Between 2009 and 2012, 1103 infants were treated with LISA at 37 centres. LISA infants had lower rates of mechanical ventilation (41% versus 62%, p < 0.001), postnatal dexamethasone treatment (2.5% versus 7%, p < 0.001), BPD (12% versus 18%, p = 0.001) and BPD or death (14% versus 21%, p < 0.001) than the controls.
Surfactant treatment of spontaneously breathing infants was associated with lower rates of mechanical ventilation and BPD. Additional large-scale randomised controlled trials are needed to assess the possible long-term benefits of LISA.
在随机对照试验中,据报道,对自主呼吸的早产儿采用微创表面活性剂给药(LISA)可减少机械通气和支气管肺发育不良(BPD)。这项大型队列研究比较了接受LISA治疗的婴儿与对照组之间的这些结局指标。
将孕周小于32周且纳入德国新生儿网络的接受LISA治疗的婴儿,按照孕周、脐带血pH值、5分钟时的阿氏评分、小于胎龄状态、产前类固醇治疗、性别以及出生后12小时内最高吸氧浓度与对照婴儿进行匹配。
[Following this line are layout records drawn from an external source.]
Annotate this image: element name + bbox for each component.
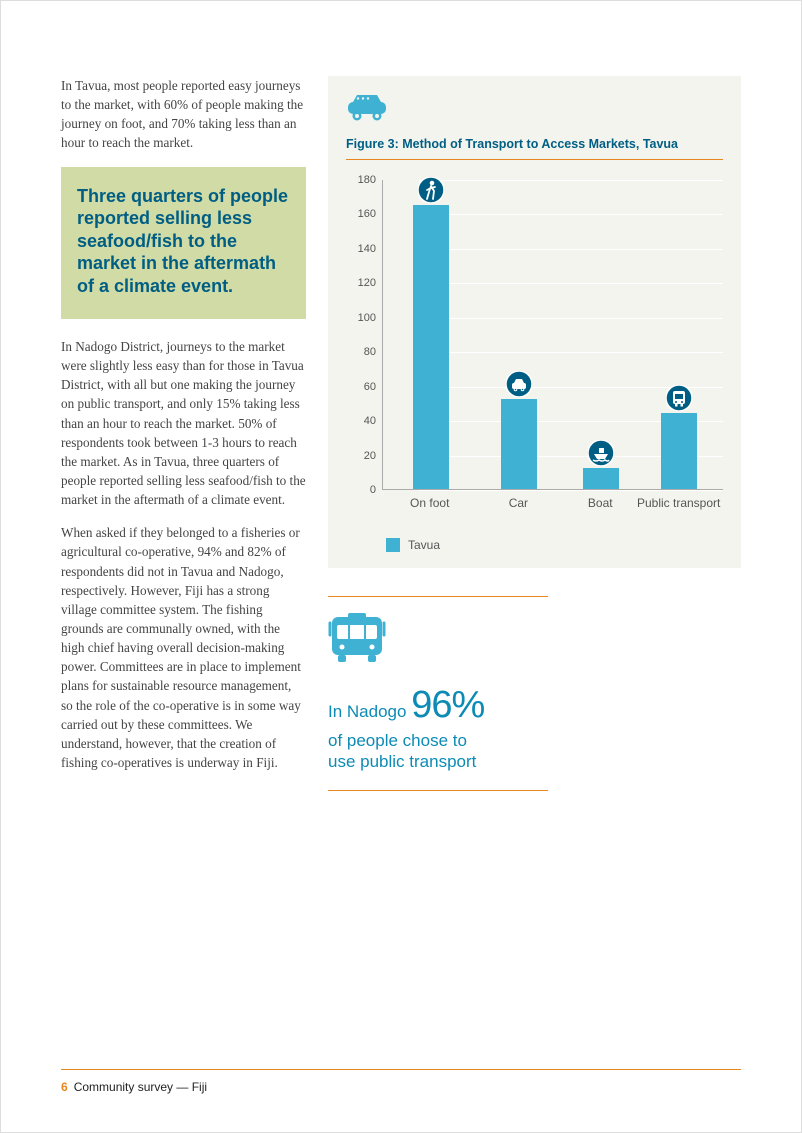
y-tick: 100 xyxy=(358,312,376,324)
y-tick: 160 xyxy=(358,208,376,220)
bus-circle-icon xyxy=(666,385,692,416)
stat-percent: 96% xyxy=(411,684,484,726)
legend-swatch xyxy=(386,538,400,552)
footer-rule xyxy=(61,1069,741,1070)
y-tick: 80 xyxy=(364,346,376,358)
intro-paragraph-2: In Nadogo District, journeys to the mark… xyxy=(61,337,306,509)
x-label: On foot xyxy=(410,496,449,510)
stat-prefix: In Nadogo xyxy=(328,702,411,721)
boat-icon xyxy=(588,440,614,471)
footer-title: Community survey — Fiji xyxy=(74,1080,207,1094)
chart-legend: Tavua xyxy=(386,538,723,552)
walk-icon xyxy=(418,177,444,208)
figure-title: Figure 3: Method of Transport to Access … xyxy=(346,137,723,151)
bar-chart: 020406080100120140160180 On footCarBoatP… xyxy=(346,180,723,530)
x-label: Boat xyxy=(588,496,613,510)
bar-boat xyxy=(583,468,619,489)
gridline xyxy=(419,214,723,215)
y-tick: 0 xyxy=(370,484,376,496)
bus-icon xyxy=(328,611,741,670)
intro-paragraph-1: In Tavua, most people reported easy jour… xyxy=(61,76,306,153)
gridline xyxy=(419,490,723,491)
gridline xyxy=(419,318,723,319)
car-icon xyxy=(346,92,723,127)
y-tick: 60 xyxy=(364,381,376,393)
x-label: Car xyxy=(509,496,528,510)
bar-public-transport xyxy=(661,413,697,489)
gridline xyxy=(419,283,723,284)
stat-line2: of people chose to xyxy=(328,731,467,750)
car-circle-icon xyxy=(506,371,532,402)
stat-block: In Nadogo 96% of people chose to use pub… xyxy=(328,596,741,791)
y-tick: 180 xyxy=(358,174,376,186)
y-tick: 120 xyxy=(358,277,376,289)
intro-paragraph-3: When asked if they belonged to a fisheri… xyxy=(61,523,306,772)
y-tick: 40 xyxy=(364,415,376,427)
x-label: Public transport xyxy=(637,496,720,510)
bar-car xyxy=(501,399,537,489)
gridline xyxy=(419,352,723,353)
stat-rule-top xyxy=(328,596,548,597)
chart-rule xyxy=(346,159,723,160)
page-footer: 6 Community survey — Fiji xyxy=(61,1069,741,1094)
bar-on-foot xyxy=(413,205,449,489)
gridline xyxy=(419,180,723,181)
y-tick: 140 xyxy=(358,243,376,255)
page-number: 6 xyxy=(61,1080,68,1094)
stat-line3: use public transport xyxy=(328,752,476,771)
chart-panel: Figure 3: Method of Transport to Access … xyxy=(328,76,741,568)
gridline xyxy=(419,249,723,250)
stat-text: In Nadogo 96% of people chose to use pub… xyxy=(328,682,741,772)
legend-label: Tavua xyxy=(408,538,440,552)
callout-box: Three quarters of people reported sellin… xyxy=(61,167,306,320)
callout-text: Three quarters of people reported sellin… xyxy=(77,185,290,298)
y-tick: 20 xyxy=(364,450,376,462)
stat-rule-bottom xyxy=(328,790,548,791)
结局数据采用卡方检验和曼-惠特尼U检验进行比较,并针对多重比较进行调整。
2009年至2012年期间,37个中心的1103名婴儿接受了LISA治疗。与对照组相比,接受LISA治疗的婴儿机械通气率较低(41%对62%,p<0.001)、出生后地塞米松治疗率较低(2.5%对7%,p<0.001)、BPD发生率较低(12%对18%,p = 0.001)以及BPD或死亡率较低(14%对21%,p<0.001)。
对自主呼吸婴儿进行表面活性剂治疗与较低的机械通气率和BPD发生率相关。需要更多大规模随机对照试验来评估LISA可能带来的长期益处。